Teachers at 32 Further Education (FE) Colleges have voted to strike over pay and workloads, with the University and College Union (UCU) committee meeting tomorrow to decide on the calling of action.

Meanwhile, schoolteachers at a school in Lancashire are to strike next month and in January against the ‘dystopian’ plan to employ a ‘virtual teacher’.

UCU members in 32 of England’s 68 FE colleges passed the required 50 per cent turnout threshold and backed strike action.

The UCU said 90 per cent of voting members supported strike action in a strike ballot following the ‘disappointing’ 4 per cent pay rise recommendation from the Association of Colleges earlier this year.

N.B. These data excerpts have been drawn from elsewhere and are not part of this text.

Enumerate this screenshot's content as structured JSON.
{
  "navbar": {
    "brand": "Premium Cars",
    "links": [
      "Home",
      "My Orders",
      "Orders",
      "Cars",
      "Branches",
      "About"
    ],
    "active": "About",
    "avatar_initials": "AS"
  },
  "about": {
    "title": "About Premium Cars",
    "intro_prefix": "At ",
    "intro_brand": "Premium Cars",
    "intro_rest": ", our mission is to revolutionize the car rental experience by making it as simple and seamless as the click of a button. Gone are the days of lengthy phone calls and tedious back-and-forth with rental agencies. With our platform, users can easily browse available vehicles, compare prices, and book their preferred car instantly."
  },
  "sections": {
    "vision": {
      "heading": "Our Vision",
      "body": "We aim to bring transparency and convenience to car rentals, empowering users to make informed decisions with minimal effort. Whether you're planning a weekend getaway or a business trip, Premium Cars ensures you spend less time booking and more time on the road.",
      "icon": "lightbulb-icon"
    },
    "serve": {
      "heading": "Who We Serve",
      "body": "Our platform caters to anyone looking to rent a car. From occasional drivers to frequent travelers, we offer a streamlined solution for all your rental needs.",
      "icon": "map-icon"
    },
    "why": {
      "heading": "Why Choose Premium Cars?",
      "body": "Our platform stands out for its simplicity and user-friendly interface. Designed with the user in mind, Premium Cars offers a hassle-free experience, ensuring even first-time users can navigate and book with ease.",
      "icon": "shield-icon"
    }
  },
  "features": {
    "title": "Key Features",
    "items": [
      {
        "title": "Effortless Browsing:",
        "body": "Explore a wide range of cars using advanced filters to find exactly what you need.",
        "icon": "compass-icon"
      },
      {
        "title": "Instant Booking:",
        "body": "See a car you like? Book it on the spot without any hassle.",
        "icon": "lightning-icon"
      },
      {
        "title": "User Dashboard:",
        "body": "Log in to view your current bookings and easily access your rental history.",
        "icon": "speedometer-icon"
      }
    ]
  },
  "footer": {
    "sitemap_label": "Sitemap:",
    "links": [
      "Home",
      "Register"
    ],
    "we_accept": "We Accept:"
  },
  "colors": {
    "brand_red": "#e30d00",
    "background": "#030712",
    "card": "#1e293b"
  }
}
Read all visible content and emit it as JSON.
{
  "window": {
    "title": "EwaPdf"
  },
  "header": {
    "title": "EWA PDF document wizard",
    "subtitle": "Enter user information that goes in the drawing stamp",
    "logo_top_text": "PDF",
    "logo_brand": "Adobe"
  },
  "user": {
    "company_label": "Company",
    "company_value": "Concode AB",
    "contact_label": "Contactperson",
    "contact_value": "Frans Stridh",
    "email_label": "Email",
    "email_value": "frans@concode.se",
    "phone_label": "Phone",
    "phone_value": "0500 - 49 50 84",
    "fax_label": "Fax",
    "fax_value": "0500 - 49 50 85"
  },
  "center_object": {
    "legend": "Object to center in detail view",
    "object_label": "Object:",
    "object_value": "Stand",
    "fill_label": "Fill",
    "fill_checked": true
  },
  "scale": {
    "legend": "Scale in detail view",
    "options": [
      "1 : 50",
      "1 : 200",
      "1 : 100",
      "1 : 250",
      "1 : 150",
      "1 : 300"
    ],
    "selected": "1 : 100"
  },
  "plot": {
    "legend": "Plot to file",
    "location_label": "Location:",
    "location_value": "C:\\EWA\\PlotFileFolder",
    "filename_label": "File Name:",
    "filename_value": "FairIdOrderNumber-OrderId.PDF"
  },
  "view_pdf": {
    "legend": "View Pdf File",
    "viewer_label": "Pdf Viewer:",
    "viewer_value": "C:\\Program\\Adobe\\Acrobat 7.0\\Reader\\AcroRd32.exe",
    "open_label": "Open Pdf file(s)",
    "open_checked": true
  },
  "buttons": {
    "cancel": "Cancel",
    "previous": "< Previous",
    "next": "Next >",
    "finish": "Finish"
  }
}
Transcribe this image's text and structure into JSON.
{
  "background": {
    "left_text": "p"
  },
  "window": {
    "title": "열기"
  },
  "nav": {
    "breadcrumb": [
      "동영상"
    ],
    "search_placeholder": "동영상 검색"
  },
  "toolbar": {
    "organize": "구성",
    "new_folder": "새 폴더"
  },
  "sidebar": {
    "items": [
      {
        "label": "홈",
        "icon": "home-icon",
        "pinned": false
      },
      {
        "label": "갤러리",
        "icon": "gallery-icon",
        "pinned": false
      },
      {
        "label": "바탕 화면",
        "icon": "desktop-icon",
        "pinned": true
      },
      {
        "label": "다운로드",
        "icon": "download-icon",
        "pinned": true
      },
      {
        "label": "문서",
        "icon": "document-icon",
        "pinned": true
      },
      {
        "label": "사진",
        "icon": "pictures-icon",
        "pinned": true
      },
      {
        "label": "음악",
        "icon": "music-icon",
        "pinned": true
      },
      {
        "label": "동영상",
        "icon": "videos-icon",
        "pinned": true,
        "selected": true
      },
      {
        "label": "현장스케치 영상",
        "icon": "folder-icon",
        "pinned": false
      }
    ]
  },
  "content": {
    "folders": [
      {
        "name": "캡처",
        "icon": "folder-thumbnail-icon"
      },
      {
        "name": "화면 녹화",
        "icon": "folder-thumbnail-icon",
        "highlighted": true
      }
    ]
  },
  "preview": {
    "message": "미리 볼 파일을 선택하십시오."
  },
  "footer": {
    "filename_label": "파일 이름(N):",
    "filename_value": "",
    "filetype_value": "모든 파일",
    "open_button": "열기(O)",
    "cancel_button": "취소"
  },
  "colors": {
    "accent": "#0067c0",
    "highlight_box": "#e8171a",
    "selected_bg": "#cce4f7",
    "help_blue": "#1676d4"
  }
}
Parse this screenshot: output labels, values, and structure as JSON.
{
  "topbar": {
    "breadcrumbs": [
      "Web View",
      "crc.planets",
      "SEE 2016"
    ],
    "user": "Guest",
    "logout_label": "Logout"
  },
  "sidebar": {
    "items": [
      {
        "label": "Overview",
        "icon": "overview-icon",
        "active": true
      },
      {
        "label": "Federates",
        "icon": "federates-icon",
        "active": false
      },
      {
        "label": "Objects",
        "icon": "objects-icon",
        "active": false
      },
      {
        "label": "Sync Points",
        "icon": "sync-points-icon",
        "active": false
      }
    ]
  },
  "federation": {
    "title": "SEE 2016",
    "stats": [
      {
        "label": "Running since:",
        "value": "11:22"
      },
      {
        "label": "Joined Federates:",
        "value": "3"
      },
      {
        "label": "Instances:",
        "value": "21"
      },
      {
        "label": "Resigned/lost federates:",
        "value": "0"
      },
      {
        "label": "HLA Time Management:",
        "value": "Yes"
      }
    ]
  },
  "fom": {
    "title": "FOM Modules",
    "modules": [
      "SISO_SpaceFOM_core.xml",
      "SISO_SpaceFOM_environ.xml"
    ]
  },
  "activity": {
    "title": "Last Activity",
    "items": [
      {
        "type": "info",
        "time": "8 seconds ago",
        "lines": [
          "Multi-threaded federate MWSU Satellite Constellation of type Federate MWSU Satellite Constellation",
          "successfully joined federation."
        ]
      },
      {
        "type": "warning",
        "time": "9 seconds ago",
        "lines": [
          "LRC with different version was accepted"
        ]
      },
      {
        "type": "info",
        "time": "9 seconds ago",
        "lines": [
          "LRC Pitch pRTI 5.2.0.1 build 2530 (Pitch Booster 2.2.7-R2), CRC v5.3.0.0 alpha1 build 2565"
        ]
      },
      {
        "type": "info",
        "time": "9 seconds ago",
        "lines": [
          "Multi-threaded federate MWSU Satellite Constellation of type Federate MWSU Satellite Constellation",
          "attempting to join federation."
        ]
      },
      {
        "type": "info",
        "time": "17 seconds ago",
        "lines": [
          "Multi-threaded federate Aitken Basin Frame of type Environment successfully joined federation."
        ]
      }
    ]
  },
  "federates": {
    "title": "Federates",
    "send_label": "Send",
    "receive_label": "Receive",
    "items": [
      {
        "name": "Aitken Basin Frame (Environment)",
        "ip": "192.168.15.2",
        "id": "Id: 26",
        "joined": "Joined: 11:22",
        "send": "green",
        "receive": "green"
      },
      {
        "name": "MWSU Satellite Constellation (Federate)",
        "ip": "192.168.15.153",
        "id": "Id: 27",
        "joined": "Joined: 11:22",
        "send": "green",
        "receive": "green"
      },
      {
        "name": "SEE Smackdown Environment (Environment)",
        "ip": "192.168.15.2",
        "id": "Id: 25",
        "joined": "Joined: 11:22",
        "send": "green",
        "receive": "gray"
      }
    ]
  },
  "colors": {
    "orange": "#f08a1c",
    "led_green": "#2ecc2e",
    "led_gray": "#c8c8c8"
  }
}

Jo Grady, UCU general secretary said: ‘College staff have turned out in huge numbers to show they are willing to down tools in the fight for decent pay and decent working conditions.

‘Thanks to the pressure of our strike ballots, we have also won pay deals at a further 17 colleges.

‘Other college bosses now need to look at those institutions, make staff fair offers that help close the pay gap between school and college teachers, and avoid the disruption of strike action.’

The UCU union’s ‘new deal for FE’ campaign includes pay parity with school teachers, a national workload agreement and binding national bargaining.

Meanwhile, school staff are set to strike for six days in December and January over the Star Academies’ Valley Leadership Academy in Bacup, Lancashire’s rollout of a ‘virtual teacher’ (VT) for its top set year 9 to 11 maths classes.

On Monday, NEU members voted in favour of striking, with an 82 per cent majority and they are to strike on Wednesday, December 3 and Wednesday and Thursday (December 10 and 11), as well as on three consecutive days 6-8 in early January.

NEU members at the school are calling for the scheme – which can see pupils taught by a teacher from hundreds of miles away – to be removed.

The NEU says teaching ‘is a relational human experience’ and children ‘deserve to be taught by a real teacher’.

Ian Watkinson, Lancashire NEU Branch Secretary said: ‘Children at the Valley Leadership Academy deserve to have the best educational experience: a teacher in the room who can help them to learn.

‘To avoid the need to strike, we call on Star Academies to remove the ‘virtual teacher’ programme from the Valley and to guarantee all pupils the basic right to be taught by a qualified teacher in the room.’